4 min. lectura

Por Esteban De Gori

@edegori

I

Syriza sabe que debe gobernar un país en crisis. Se preparó para ello. Sus interpretaciones y miradas cambiaron ineludiblemente con el correr de los acontecimientos y la tenacidad por ser mayoría se impuso como cuestión fundamental. “Hay que llegar”. La izquierda radical se planteó formar un gobierno de salvación nacional, resonando ante nosotros ese lejano legado deljacobinismo. Pero a su vez, dicho legado se articula con la pretensión de establecer un nuevo pacto o compromiso político. La inspiración rooseveltiana llego a Grecia. En una carta abierta a los alemanes, escrita el 13/01/2015, Alexis Tsipras indicaba: “Nuestro objetivo es crear un New Deal europeo, dentro del cual nuestro pueblo pueda respirar, crear y vivir en dignidad”.

Se propone rescatar el Estado-Nación y con ello su joya más preciada: la soberanía. El primer ejercicio de ésta, se encuentra en el reconocimiento de la imposibilidad de pago, “la deuda griega es insostenible actualmente y nunca será devuelta, especialmente cuando Grecia está siendo sometida a una constante asfixia fiscal”, indicaba el dirigente de Syriza en su carta a los alemanes.

II

Alexis Tsipras se transformó en Primer Ministro.
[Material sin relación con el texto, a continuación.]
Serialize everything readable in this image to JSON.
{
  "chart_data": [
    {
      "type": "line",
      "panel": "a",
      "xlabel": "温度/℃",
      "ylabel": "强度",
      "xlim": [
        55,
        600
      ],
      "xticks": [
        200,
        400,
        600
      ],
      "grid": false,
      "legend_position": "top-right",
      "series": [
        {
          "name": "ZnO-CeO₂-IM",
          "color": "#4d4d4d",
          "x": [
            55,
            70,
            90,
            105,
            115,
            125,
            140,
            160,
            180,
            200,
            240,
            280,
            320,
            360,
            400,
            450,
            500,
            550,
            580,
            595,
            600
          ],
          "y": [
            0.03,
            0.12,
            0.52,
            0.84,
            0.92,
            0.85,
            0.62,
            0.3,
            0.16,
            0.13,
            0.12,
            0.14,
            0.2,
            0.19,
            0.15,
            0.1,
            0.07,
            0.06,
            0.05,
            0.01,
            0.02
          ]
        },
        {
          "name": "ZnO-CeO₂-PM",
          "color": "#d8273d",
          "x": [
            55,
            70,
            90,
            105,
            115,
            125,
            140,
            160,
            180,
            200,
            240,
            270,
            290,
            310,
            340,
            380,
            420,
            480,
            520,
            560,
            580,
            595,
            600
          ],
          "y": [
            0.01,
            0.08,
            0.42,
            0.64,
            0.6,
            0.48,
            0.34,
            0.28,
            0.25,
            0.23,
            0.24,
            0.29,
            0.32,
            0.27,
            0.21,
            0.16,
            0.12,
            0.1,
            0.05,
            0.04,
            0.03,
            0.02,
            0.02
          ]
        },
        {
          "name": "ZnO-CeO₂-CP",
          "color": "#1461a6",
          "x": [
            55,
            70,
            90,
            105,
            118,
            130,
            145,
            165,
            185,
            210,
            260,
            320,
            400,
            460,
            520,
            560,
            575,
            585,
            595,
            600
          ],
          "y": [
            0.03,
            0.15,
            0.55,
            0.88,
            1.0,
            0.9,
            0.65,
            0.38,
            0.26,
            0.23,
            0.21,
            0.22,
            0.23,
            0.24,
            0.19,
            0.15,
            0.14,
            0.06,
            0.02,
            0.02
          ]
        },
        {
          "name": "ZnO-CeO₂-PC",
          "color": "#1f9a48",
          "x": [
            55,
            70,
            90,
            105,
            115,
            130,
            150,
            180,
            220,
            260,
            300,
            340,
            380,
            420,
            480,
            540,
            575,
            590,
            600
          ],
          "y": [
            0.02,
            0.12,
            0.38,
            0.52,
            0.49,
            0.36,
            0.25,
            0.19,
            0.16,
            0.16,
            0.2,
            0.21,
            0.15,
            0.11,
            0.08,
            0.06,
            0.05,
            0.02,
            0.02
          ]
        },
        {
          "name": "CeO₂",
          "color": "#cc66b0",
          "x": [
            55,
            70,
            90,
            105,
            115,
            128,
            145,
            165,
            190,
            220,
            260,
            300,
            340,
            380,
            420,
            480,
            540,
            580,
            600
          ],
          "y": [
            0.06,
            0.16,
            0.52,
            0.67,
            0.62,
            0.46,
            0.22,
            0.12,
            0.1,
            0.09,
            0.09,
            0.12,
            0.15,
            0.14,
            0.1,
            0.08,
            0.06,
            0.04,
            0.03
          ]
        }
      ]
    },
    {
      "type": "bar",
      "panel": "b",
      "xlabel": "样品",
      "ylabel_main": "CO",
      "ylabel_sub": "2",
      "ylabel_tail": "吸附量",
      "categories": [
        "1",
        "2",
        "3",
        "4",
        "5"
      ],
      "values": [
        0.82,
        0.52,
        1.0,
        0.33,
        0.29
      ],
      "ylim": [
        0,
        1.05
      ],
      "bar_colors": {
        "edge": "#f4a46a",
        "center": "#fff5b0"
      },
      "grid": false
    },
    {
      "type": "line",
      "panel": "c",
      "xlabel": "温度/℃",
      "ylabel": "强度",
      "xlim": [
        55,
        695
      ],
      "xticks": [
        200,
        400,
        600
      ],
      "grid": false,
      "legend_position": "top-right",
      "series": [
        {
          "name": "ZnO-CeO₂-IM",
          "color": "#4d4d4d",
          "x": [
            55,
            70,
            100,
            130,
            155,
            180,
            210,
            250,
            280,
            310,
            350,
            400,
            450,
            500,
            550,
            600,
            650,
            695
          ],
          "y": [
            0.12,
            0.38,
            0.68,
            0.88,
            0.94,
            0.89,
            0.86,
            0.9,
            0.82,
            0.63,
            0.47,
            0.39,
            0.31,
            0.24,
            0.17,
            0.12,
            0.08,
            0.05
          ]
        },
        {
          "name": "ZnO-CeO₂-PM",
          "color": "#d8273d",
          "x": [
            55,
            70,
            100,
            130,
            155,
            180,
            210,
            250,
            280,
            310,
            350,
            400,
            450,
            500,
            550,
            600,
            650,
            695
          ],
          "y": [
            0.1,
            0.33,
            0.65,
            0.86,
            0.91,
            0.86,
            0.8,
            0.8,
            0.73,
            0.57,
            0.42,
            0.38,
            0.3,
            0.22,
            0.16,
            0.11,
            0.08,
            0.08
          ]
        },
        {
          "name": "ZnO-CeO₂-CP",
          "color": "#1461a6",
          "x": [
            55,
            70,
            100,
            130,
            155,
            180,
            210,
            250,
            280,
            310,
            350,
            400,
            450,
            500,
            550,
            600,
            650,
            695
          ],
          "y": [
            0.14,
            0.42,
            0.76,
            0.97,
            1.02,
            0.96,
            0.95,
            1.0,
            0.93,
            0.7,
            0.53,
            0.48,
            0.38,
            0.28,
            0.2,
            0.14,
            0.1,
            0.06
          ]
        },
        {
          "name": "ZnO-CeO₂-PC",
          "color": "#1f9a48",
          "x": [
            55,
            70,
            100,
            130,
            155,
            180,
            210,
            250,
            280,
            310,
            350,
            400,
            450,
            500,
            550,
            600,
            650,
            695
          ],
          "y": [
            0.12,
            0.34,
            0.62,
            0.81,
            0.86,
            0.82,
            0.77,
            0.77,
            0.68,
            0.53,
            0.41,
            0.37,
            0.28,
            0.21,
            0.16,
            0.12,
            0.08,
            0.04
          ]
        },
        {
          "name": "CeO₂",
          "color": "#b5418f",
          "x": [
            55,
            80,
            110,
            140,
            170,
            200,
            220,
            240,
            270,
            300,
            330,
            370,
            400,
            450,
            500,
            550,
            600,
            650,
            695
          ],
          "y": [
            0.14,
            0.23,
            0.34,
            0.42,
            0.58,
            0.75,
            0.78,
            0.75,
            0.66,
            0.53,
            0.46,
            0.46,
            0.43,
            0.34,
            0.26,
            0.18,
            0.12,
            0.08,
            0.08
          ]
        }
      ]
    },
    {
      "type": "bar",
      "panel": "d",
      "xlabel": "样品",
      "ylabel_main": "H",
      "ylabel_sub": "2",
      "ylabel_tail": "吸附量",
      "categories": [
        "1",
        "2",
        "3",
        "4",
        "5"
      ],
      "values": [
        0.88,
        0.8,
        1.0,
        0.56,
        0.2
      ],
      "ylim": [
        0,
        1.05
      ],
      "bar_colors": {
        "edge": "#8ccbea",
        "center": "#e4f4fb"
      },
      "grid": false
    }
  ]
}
Debió negociar solo dos votos con el partido de centroderecha Griegos Independientes (ANEL). Un espacio que se sumó al rescate del Estado porque tiene como enemigos, tanto a la imposición económica y política de la troika, como a la flexible política inmigratoria de la unión. Syriza y ANEL, sin salirse del programa cultural del unionismo europeo, se congregan para salvar la nación y así reactivan ciertos vasos e ideas comunicantes que izquierdas y derechas mantuvieron históricamente, fundamentalmente, en lo que se refiere a la idea de Estado. Gobierne quien lo gobierne, el Estado es el lugar de la soberanía, de la patria y de la nación. Es un instrumento al servicio de diversos intereses, pero un instrumento al fin, que debe funcionar como tal.

III

El partido Griegos Independientes, en su negociación con Tsipras, incorporó a su líder como Ministro de Defensa. Casi un lugar común para colocar a un partido de la derecha nacionalista. Panos Kamenos rechazo el apoyo de Nueva Democracia (ND) a las medidas de austeridad fiscal y fundó ANEL (2012). Expresa una derecha que rechaza el debilitamiento del Estado, a la cual le importa más contrariar la mano de hierro de Merkel, que el destino y situación de los pobres. Un partido de derechas anti-austeridad (leída, opuesta a la intromisión de la EU) puede asomarse en Europa si socialdemocracias y grandes partidos conservadores mantienen políticas excluyentes. El contexto europeo es un magma de posibilidades.

IV

La renegociación de la deuda, la recuperación de la capacidades estatales, la apelación a la patria y el limite a la troika vinculan a Syriza con Podemos. Pablo Iglesias –pese a las distancias y singularidades- está relacionado generacionalmente con Alexis Tsipras. No solo por una diferencia de 4 años, sino porque comparten la puesta en en vilo los bipartidismos históricos. Ambos son dirigentes “periféricos” del siglo XXI, que surgieron de las crisis de sus países, pero también de la lectura que hicieron de los laboratorios políticos latinoamericanos. Comparten una voluntad de poder, como una idea de soberanía y cierto decisionismo que tendrán que poner a prueba.

V

La “rebelión en la granja” de UE se afirma en Grecia, se consolida en España y crece en Irlanda (Sinn Fein). La periferia tiene su encanto. Pero no están solos. Rusia, que observa y padece el incremento de las presiones de la Unión Europea y de EEUU, ya ofreció colaborar con la renegociación de la deuda griega. Putin vuelve a mirar a las izquierdas europeas como futuros aliados. China –que ya había ayudado a Grecia durante la crisis-, también decide contribuir a aligerar la pesada carga financiera y consolidar su presencia en el periférico mapa europeo. Estos movimientos llevan a la troika y a la UE a repensar sus políticas e intransigencias, no solo porque están ante un gobierno legítimo y con una importante adhesión electoral, sino porque grandes actores extracomunitarios deciden intervenir en favor de Syriza. Europa está en movimiento.